Lorsqu’une société établie en France ou dans l’Union européenne se transforme en société par actions simplifiée (SAS) et qu'il est envisagé d’octroyer des avantages particuliers à l’un des associés (par exemple, 50 % des droits de vote alors que l’intéressé ne détient que 20 % du capital), est-il nécessaire de faire intervenir un commissaire chargé d’établir un rapport sur ces avantages ?
Le comité juridique de l’Association nationale des sociétés par actions (Ansa) répond à cette question en distinguant selon que la société qui se transforme est étrangère ou française.
Transformation transfrontalière
Il y a transformation transfrontalière lorsqu’une société immatriculée dans un Etat membre de l’UE autre que la France se transforme, sans dissolution, en une société par actions (ou une SARL) immatriculée en France, et y transfère son siège social, tout en conservant sa personnalité juridique (C. com. art. L 236-50, al. 2).
L’Ansa relève que c’est exclusivement le droit de cet Etat membre qui régit les conditions dans lesquelles la décision de procéder à cette opération est prise, notamment l’approbation par les associés des nouveaux statuts (Dir. UE 2017/1132 du 14-6-2017 art. 86 quater) ; or, c’est dans le cadre de cette approbation qu’un rapport sur les avantage particuliers est nécessaire.
Pour l’Ansa, il en résulte que, si le droit de l’Etat membre d’origine n’impose pas qu’un rapport sur les avantages particuliers soit établi, il n’y a pas lieu de l’imposer par la suite au moment de l’immatriculation de la société en France.

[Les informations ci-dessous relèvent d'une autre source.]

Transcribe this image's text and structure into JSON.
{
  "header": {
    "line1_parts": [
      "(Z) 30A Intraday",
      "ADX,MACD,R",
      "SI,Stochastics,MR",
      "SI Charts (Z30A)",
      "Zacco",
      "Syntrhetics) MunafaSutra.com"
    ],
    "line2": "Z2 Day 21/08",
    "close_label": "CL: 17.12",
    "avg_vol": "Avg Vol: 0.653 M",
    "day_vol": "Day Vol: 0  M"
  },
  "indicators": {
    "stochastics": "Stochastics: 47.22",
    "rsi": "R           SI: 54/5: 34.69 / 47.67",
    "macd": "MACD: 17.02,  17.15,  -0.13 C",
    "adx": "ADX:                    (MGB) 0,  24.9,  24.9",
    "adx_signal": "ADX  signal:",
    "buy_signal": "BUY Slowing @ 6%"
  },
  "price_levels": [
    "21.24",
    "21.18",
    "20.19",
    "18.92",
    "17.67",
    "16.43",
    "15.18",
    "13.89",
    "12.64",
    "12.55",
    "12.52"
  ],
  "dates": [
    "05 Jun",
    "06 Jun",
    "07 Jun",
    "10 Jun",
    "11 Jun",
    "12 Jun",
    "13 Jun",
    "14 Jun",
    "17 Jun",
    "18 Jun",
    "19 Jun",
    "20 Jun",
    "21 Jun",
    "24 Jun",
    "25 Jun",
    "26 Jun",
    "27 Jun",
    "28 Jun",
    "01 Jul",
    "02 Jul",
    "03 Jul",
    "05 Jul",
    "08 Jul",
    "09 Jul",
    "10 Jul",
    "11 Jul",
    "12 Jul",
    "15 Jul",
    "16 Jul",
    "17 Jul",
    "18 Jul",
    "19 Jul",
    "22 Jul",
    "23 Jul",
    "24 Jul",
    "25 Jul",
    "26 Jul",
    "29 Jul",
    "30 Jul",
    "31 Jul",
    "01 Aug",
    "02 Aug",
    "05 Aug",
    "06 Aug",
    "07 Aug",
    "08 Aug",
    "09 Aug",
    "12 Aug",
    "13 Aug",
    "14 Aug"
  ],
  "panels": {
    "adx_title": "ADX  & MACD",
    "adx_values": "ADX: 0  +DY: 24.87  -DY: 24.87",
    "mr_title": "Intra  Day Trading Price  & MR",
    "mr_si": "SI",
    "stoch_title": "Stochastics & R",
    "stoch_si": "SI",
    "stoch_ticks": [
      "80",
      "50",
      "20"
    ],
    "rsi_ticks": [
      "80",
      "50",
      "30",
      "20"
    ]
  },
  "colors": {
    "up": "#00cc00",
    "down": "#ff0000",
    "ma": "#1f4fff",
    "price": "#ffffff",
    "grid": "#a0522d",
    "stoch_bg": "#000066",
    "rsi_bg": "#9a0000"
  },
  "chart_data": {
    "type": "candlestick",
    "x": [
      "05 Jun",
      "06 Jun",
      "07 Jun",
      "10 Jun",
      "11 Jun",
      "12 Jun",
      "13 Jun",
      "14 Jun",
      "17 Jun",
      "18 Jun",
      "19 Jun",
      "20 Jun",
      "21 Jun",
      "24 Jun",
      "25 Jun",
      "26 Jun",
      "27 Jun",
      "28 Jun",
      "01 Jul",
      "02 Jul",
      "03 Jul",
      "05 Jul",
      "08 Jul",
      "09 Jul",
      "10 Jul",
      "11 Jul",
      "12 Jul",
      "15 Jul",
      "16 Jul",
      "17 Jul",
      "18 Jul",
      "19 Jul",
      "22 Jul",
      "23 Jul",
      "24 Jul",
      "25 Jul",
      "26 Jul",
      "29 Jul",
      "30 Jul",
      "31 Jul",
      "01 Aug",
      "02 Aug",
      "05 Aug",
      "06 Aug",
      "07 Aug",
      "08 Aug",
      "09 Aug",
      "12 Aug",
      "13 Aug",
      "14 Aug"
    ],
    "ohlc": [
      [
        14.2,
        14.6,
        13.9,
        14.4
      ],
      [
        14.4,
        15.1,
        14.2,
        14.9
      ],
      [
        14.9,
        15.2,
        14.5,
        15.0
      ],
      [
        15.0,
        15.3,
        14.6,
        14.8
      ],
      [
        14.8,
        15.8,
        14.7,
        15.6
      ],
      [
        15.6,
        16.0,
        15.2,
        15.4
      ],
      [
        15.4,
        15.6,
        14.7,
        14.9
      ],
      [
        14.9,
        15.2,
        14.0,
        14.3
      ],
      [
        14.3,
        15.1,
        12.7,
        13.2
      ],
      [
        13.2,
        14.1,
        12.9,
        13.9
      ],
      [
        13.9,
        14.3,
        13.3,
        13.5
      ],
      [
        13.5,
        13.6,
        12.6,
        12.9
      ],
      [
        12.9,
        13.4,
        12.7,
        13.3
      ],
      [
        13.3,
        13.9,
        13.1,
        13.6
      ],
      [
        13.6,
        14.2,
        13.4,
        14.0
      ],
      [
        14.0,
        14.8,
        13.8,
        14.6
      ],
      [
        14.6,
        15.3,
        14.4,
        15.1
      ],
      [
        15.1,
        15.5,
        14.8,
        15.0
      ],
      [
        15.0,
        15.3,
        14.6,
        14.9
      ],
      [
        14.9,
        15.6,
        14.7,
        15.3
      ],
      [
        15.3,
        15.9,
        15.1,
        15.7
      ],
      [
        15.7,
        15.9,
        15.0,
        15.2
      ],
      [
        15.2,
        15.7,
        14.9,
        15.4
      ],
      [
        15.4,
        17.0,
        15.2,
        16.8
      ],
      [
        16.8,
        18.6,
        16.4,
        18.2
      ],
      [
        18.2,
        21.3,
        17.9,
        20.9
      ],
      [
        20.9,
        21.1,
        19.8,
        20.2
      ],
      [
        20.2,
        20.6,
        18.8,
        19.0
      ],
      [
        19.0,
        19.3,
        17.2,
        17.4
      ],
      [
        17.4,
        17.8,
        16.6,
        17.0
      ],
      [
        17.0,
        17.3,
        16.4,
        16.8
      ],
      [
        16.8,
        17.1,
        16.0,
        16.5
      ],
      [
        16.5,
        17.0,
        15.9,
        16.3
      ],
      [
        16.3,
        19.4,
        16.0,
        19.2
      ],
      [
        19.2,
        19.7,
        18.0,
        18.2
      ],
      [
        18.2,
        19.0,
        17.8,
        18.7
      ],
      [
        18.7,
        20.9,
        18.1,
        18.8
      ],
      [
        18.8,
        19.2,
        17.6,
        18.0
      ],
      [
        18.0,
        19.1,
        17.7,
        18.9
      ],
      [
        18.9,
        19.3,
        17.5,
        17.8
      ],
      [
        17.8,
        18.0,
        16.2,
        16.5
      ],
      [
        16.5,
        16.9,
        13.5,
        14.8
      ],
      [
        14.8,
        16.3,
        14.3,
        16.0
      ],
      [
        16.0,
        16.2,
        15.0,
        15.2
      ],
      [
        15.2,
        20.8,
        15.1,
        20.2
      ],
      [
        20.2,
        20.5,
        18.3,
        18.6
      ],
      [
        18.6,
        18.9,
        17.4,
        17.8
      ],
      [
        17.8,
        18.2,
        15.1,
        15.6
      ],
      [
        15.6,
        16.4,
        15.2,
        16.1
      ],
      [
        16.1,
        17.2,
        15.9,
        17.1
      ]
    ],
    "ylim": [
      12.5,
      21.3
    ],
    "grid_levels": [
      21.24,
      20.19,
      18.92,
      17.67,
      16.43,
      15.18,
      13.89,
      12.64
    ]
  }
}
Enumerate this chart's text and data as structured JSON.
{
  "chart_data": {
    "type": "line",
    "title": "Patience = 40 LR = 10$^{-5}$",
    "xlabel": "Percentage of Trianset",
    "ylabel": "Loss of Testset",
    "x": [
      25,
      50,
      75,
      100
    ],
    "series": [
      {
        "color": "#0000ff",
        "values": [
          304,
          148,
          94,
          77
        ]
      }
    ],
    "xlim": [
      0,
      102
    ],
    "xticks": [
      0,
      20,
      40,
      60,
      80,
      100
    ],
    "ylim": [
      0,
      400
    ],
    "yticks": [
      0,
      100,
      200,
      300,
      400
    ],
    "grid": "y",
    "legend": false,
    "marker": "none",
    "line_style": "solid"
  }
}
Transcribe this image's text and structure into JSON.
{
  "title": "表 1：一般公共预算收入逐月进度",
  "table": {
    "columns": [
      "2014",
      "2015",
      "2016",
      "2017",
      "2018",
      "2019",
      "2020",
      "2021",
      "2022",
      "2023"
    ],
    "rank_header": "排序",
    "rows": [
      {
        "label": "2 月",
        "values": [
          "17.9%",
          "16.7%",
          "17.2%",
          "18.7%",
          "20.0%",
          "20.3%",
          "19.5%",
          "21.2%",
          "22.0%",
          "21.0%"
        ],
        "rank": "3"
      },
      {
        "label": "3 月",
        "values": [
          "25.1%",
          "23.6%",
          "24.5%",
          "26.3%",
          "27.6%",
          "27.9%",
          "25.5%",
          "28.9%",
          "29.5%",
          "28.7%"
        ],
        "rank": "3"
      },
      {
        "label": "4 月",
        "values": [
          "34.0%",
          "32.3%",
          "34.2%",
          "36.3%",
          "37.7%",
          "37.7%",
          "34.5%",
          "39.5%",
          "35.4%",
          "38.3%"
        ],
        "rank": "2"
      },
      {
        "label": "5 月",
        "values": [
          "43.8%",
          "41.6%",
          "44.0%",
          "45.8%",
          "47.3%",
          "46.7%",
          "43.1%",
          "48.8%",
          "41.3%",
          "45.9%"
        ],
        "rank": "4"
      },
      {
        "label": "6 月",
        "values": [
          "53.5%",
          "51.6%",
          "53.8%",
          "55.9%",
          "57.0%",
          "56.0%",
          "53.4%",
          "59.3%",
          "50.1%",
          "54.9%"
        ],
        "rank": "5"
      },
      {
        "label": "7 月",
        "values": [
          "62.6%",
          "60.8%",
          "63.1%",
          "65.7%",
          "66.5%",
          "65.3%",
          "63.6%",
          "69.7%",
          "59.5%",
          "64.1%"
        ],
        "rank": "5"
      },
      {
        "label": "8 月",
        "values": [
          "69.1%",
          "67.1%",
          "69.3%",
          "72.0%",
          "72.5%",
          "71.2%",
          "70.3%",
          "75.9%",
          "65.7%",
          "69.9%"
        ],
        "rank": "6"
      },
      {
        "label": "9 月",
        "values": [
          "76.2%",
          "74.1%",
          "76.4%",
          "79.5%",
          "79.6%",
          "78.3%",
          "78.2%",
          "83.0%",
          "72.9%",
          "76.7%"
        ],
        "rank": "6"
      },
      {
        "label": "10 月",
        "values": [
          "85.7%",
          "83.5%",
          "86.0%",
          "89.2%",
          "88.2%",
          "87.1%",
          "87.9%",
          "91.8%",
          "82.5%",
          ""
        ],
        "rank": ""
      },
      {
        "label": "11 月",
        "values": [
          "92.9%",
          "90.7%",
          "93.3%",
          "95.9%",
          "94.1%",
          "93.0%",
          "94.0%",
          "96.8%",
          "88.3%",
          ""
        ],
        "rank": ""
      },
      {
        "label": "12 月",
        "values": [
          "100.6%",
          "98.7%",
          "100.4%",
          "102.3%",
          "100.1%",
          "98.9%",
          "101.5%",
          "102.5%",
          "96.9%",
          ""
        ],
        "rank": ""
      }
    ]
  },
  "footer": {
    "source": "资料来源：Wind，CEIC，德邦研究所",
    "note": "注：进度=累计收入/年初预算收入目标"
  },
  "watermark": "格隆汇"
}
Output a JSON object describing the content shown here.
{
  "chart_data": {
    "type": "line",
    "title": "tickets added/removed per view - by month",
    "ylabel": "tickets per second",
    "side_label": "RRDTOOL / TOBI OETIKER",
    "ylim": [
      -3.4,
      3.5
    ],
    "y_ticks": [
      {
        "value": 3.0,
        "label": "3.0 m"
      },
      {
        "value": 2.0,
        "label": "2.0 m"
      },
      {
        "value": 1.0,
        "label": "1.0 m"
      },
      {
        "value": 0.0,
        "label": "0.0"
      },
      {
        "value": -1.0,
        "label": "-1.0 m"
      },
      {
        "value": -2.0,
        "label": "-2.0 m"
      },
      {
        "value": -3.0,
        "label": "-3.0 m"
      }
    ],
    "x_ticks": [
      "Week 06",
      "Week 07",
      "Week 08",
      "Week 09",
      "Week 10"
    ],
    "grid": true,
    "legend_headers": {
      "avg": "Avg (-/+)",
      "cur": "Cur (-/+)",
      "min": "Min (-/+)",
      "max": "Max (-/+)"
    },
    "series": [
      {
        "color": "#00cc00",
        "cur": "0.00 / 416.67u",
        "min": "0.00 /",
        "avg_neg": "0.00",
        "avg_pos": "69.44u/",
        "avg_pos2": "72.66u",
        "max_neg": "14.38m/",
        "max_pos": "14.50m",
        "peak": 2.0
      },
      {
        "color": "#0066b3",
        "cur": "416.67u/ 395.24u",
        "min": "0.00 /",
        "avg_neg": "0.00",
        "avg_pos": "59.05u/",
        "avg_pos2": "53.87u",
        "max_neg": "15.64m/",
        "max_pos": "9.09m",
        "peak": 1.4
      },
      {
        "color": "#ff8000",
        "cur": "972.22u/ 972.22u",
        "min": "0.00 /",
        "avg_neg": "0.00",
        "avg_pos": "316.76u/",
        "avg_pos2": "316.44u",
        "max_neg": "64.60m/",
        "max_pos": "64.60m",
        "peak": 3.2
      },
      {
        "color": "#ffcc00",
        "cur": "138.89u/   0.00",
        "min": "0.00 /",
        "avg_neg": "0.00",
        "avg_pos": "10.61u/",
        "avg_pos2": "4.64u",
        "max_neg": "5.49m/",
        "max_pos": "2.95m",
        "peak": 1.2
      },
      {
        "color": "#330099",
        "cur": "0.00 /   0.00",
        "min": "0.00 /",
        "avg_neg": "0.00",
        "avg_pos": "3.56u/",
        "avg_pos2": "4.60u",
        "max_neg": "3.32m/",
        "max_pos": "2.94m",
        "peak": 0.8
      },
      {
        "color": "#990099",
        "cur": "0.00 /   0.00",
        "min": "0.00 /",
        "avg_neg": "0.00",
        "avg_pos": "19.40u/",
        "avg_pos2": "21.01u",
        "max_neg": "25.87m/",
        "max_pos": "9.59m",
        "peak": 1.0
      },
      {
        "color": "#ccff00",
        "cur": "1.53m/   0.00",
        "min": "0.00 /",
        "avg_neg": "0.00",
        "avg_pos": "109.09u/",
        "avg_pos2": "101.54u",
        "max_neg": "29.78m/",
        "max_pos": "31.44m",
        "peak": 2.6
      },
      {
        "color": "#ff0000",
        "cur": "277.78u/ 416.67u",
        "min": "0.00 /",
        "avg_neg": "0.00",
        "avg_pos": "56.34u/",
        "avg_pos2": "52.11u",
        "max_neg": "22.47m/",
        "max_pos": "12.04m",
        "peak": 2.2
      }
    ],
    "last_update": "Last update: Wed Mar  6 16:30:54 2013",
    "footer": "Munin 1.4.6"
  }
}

Au demeurant, ajoute l’Ansa, la directive européenne 2017/1132 traite de la transformation transfrontalière comme d’une constitution de société, puisqu’elle prévoit que le projet de transformation transfrontalière inclut l’« acte constitutif » de la société dans l’Etat membre de destination (Dir. UE 2017/1132 art. 86 quinquies) et que l’autorité désignée par cet Etat membre veille à ce que la société transformée respecte les dispositions de son droit sur la « constitution » (art. 86 sexties). Or, en droit français, l’établissement d’un rapport sur les avantages particuliers n’est pas requis pour la constitution d’une SAS (cf. C. com. art. L 227-1 excluant l’art. L 225-14).
Certes, relève l'Ansa, l'article L 236-10, III du Code de commerce, qui impose l'établissement d'un rapport sur les avantages particuliers en cas de fusion, semble s'appliquer aux transformations transfrontalières par le jeu des renvois (C. com. art. L 236-10, sur renvois successifs des art. L 236-31 et L 236-50). Mais les règles des fusions transfrontalières ne sont applicables aux transformations transfrontalières que pour autant qu'elles ne sont pas contraires aux règles propres à ces dernières (C. com. art. L 236-50).
Transformation d'une société française en SAS
Pour l’Ansa, la situation est différente en cas de transformation de droit interne, c’est-à-dire lorsque la société qui se transforme en SAS est une société française d’une autre forme. Dans ce cas, la transformation n’est pas assimilée à une constitution et un rapport sur les avantages particuliers doit être établi par le commissaire à la transformation ou un commissaire aux avantages particuliers, en application des articles L 224-3 et L 225-147 du Code de commerce.
Le premier de ces textes prévoit en effet que, en cas de transformation en société par actions d’une société non pourvue d’un commissaire aux comptes, un ou plusieurs commissaires à la transformation doivent être désignés pour apprécier la valeur des biens composant l’actif social et les avantages particuliers, sauf accord unanime des associés. Le second texte prévoit qu’un ou plusieurs commissaires doivent être désignés en cas de stipulation d’avantages particuliers dans une société anonyme et cette disposition n’est écartée pour les SAS que lors de leur constitution (C. com. art. L 227-1, al. 3).
L’Ansa suggère une évolution législative en vue de supprimer l’exigence d’un rapport sur les avantages particuliers en cas de transformation d’une société française en SAS. Elle fait valoir que l’unanimité qui est requise dans ce cas (C. com. art. L 227-3) est une protection suffisante pour les actionnaires et associés.